Dalam pidato pembukaannya, Presiden Mesir Husni Mubarak menyatakan perdamaian adalah pilihan strategis dan tak ada alasan untuk kembali ke konflik masa lalu.

Meskipun tak bermaksud mengancam Israel, konferensi Kairo dilaporkan tetap berpegang pada kerangka persetujuan yang dilandaskan atas resolusi-resolusi PBB nomor 242, 338 dan 425 serta prinsip pertukaran tanah bagi perdamaian.

Sikap tersebut akan mengarah kepada penarikan Israel dari Golan dan berdirinya negara Palestina merdeka.

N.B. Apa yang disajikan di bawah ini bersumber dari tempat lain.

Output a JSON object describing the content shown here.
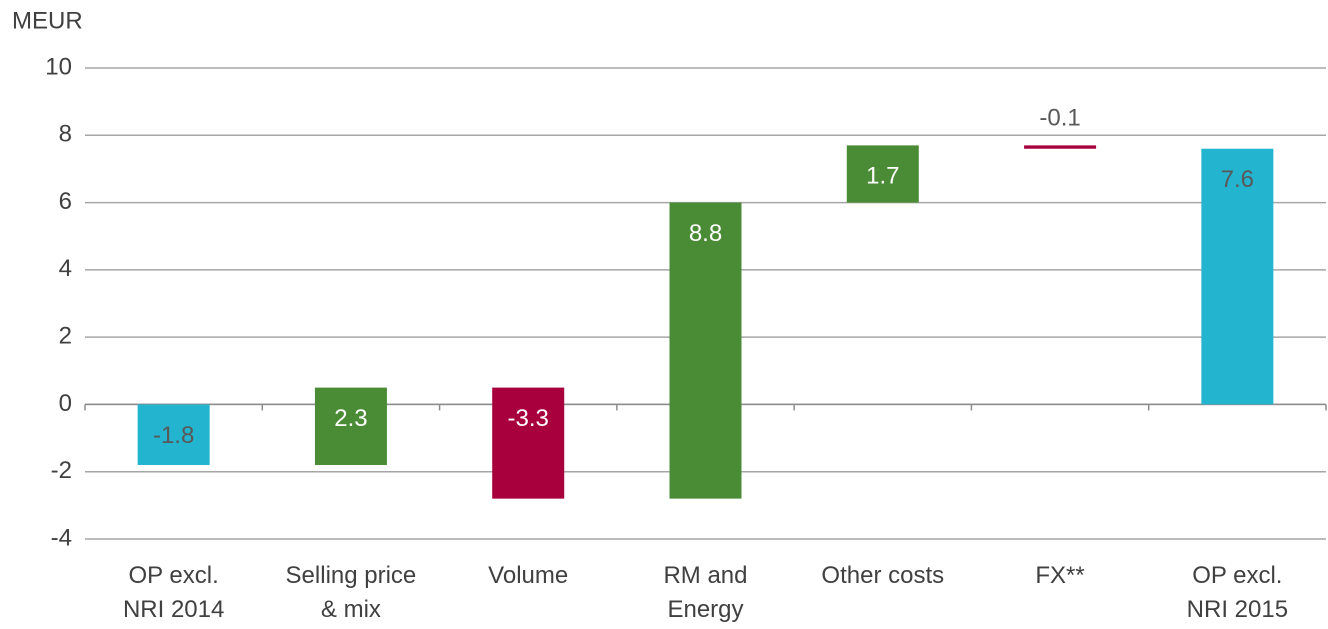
{
  "chart_data": {
    "type": "waterfall",
    "y_label": "MEUR",
    "categories": [
      [
        "OP excl.",
        "NRI 2014"
      ],
      [
        "Selling price",
        "& mix"
      ],
      [
        "Volume"
      ],
      [
        "RM and",
        "Energy"
      ],
      [
        "Other costs"
      ],
      [
        "FX**"
      ],
      [
        "OP excl.",
        "NRI 2015"
      ]
    ],
    "values": [
      -1.8,
      2.3,
      -3.3,
      8.8,
      1.7,
      -0.1,
      7.6
    ],
    "measure": [
      "absolute",
      "relative",
      "relative",
      "relative",
      "relative",
      "relative",
      "total"
    ],
    "colors": [
      "#23b4d0",
      "#4a8c35",
      "#a8003c",
      "#4a8c35",
      "#4a8c35",
      "#a8003c",
      "#23b4d0"
    ],
    "ylim": [
      -4,
      10
    ],
    "yticks": [
      -4,
      -2,
      0,
      2,
      4,
      6,
      8,
      10
    ],
    "grid": true
  }
}
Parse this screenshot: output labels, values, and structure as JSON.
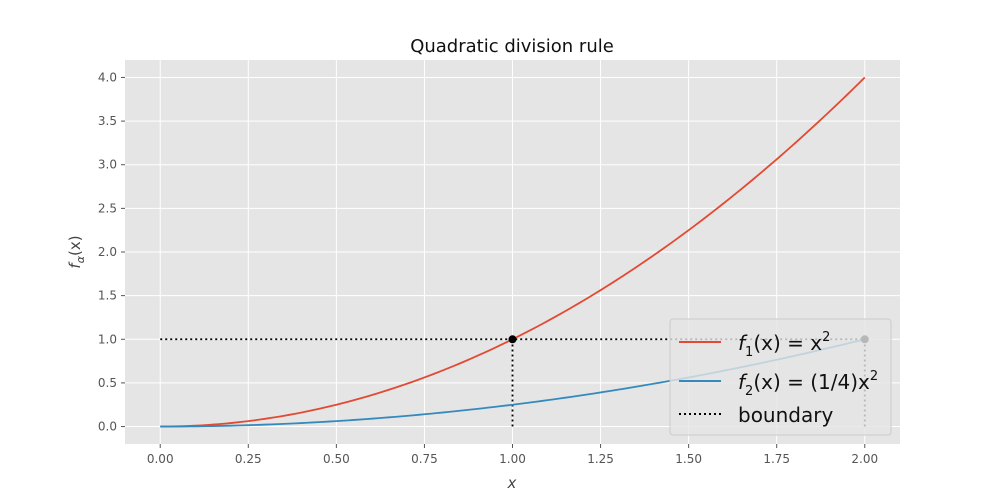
{
  "chart_data": {
    "type": "line",
    "title": "Quadratic division rule",
    "xlabel": "x",
    "ylabel": {
      "base": "f",
      "sub": "α",
      "rest": "(x)"
    },
    "xlim": [
      -0.1,
      2.1
    ],
    "ylim": [
      -0.2,
      4.2
    ],
    "xticks": [
      0.0,
      0.25,
      0.5,
      0.75,
      1.0,
      1.25,
      1.5,
      1.75,
      2.0
    ],
    "xtick_labels": [
      "0.00",
      "0.25",
      "0.50",
      "0.75",
      "1.00",
      "1.25",
      "1.50",
      "1.75",
      "2.00"
    ],
    "yticks": [
      0.0,
      0.5,
      1.0,
      1.5,
      2.0,
      2.5,
      3.0,
      3.5,
      4.0
    ],
    "ytick_labels": [
      "0.0",
      "0.5",
      "1.0",
      "1.5",
      "2.0",
      "2.5",
      "3.0",
      "3.5",
      "4.0"
    ],
    "grid": true,
    "legend_position": "bottom-right",
    "series": [
      {
        "key": "f1",
        "color": "#E24A33",
        "coef": 1.0,
        "x_range": [
          0,
          2
        ],
        "endpoints": [
          {
            "x": 0,
            "y": 0
          },
          {
            "x": 2,
            "y": 4
          }
        ],
        "legend": {
          "base": "f",
          "sub": "1",
          "mid": "(x) = x",
          "sup": "2",
          "pre": ""
        }
      },
      {
        "key": "f2",
        "color": "#348ABD",
        "coef": 0.25,
        "x_range": [
          0,
          2
        ],
        "endpoints": [
          {
            "x": 0,
            "y": 0
          },
          {
            "x": 2,
            "y": 1
          }
        ],
        "legend": {
          "base": "f",
          "sub": "2",
          "mid": "(x) = (1/4)x",
          "sup": "2",
          "pre": ""
        }
      }
    ],
    "boundary": {
      "label": "boundary",
      "color": "#000000",
      "hline": {
        "y": 1.0,
        "x_from": 0.0,
        "x_to": 2.0
      },
      "vlines": [
        {
          "x": 1.0,
          "y_from": 0.0,
          "y_to": 1.0
        },
        {
          "x": 2.0,
          "y_from": 0.0,
          "y_to": 1.0
        }
      ],
      "points": [
        {
          "x": 1.0,
          "y": 1.0
        },
        {
          "x": 2.0,
          "y": 1.0
        }
      ]
    }
  }
}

Tetapi diperlukan sedikitnya dua pihak untuk mengobarkan pertikaian dan mewujudkan perdamaian. Pihak Arab, seperti Palestina, telah berusaha memperlunak sikap dalam berunding dengan Israel.

PLO, setelah terwujudnya persetujuan otonomi Palestina di Jalur Gaza dan Tepi Barat, sempat cekcok di antara anggotanya ketika ingin menghapus ketetapan bagi penghancuran negara Yahudi dalam piagamnya.

Namun Israel selalu berkelit apabila sudah menghadapi perundingan mengenai masalah-masalah pelik dan tak pernah bergeming dari sikap mendasar Yahudi sekalipun pada saat Partai Buruh, yang dianggap lebih lunak dibanding Likud.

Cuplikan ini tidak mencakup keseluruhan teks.